Production Planning Activities
Production planning focuses on the planning and daily management of production activities. This includes ensuring all necessary supplies are in stock, planning work in process, and handling rework. Production planning also involves managing the human resources needed to build a product.
The supply chain involves all materials, equipment, support services and sub-assemblies necessary to build a product. Production planning activities for supply chain include ordering manufacturing materials such as adhesives and cleaning supplies, ordering replacement raw materials, and tools needed for manufacturing.
Production planners often work closely with the engineering department because production planners build the engineer’s design. Production planning often has the responsibility of distributing updated drawings and change notices to the shop floor. Production planning may involve reporting nonconforming product and frequently occurring manufacturing problems to engineering. Production planners may report difficulties in assembling the product to engineering for design review. Production planners are kept up to date about parts becoming obsolete and their identified substitutes.

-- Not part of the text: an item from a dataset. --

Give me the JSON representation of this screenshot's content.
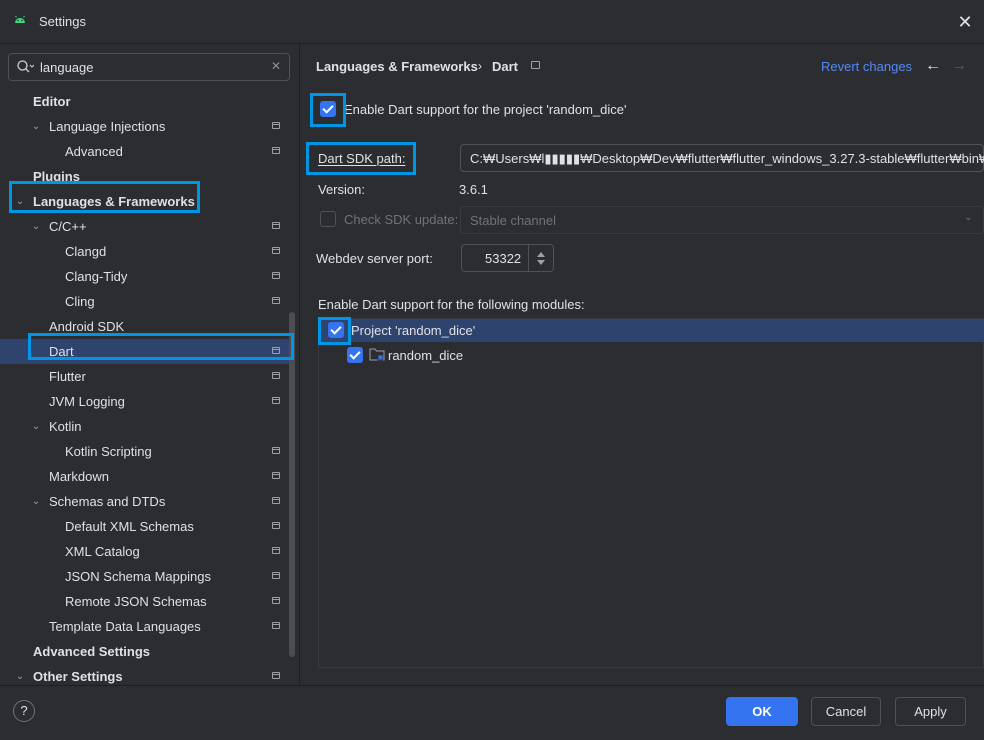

Work in Process (WIP) is all product in the process of being built. Production planning activities related to WIP include distributing kits to the shop floor and planning the assembly of work in process kits. WIP must be prioritized so that those items closest to completion are finished first and rush jobs are identified as such. Production planning activities are aimed at building product as it is needed to minimize both work in process and product sitting on the shelf waiting to be shipped.
Production planning activities also involve employee scheduling and creating work load plans. It is necessary to balance the amount of work given to employees to prevent WIP back logs while minimizing idle time. WIP must also be planned based on customer orders. Production planners may also have responsibility for planning equipment down times and maintenance to minimize lost production time.
Rework is the term used for all product that must be reworked to be made acceptable for shipment. Rework involves troubleshooting units that fail quality tests before shipment and then repairing them so that they can be sold. Rework can also include repairing units damaged by transport to the customer. Rework may include returned defective product.